2017年4月11日で開局から1周年を迎える「AbemaTV」
開局から1年間、すべての主要テレビデバイスへの対応や今春に控えた縦画面での視聴やオンデマンド機能「Abemaビデオ」の提供開始など、AbemaTVではより事業を加速させるためスピードを優先した開発を行ってきました。
開局1周年を目前に控え今後より一層開発体制を増強していくためには、スピーディな開発の影でたまってきた課題や技術的負債としっかり向き合うことが欠かせません。そのための開発効率化に向けたアイディアを開発チーム全体で考えようと開催したのが「開発力倍増会議」です。今回は、この取り組みについてご紹介いたします。
1周年を迎えたこのタイミングで、先送りにせず向き合うことが大事
はじめに開催に至った背景について、改めてチームメンバーに話をしました。
“インターネットテレビ局” という全く新しい動画サービスとして開局した「AbemaTV」における開発は、まさに「”なし” を “あり” に変えていく」挑戦の連続でした。インターネット上でテレビを再現することの技術的難易度の高さに向き合いながらも、「AbemaTV」がユーザーの生活に深く浸透することを目指してスケジュール最優先で開発を推し進めていく日々。
同時に「AbemaTV」は開局から約11か月で1,500万ダウンロードを突破するなど多くのユーザーに利用いただいており、サービスへの期待も高まっていく中でより事業を加速させていく必要があります。

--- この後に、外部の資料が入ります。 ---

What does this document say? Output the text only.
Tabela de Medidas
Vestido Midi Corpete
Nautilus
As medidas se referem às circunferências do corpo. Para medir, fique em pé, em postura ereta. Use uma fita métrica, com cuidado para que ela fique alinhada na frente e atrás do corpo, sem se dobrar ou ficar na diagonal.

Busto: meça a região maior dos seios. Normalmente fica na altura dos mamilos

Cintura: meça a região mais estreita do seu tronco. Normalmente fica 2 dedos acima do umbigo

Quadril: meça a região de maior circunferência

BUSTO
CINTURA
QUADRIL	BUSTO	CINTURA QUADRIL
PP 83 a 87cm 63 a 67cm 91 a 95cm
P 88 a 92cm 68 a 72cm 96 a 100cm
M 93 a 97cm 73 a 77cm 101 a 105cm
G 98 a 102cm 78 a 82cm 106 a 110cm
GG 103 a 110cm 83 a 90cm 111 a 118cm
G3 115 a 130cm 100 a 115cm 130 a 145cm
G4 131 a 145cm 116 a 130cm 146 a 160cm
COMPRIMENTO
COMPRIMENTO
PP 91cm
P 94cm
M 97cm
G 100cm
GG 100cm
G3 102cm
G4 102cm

開発チームも拡大していく中で、先送りにしてしまっていた開発フローにおける課題や技術的負債は次第にたまっていきました。
そのような背景の中で、開発を行う上でストレスのない環境を整え、技術者が高いパフォーマンスを発揮し続けるためにこれから開発チーム全体で課題や技術的負債に向き合っていこう、と話をさせてもらいました。
当日の会議の流れ
会議の流れは下記の通りです。
約40名の開発チームがディレクター、サーバーサイド、iOS、Android、Webフロントエンド、デザイナーの計6チームに分かれ、各チーム事前に考えてきたアイディアを提案。参加者全員の投票により提案されたアイディアに5点満点で点数を付け、最も評価の高かった5案を表彰します。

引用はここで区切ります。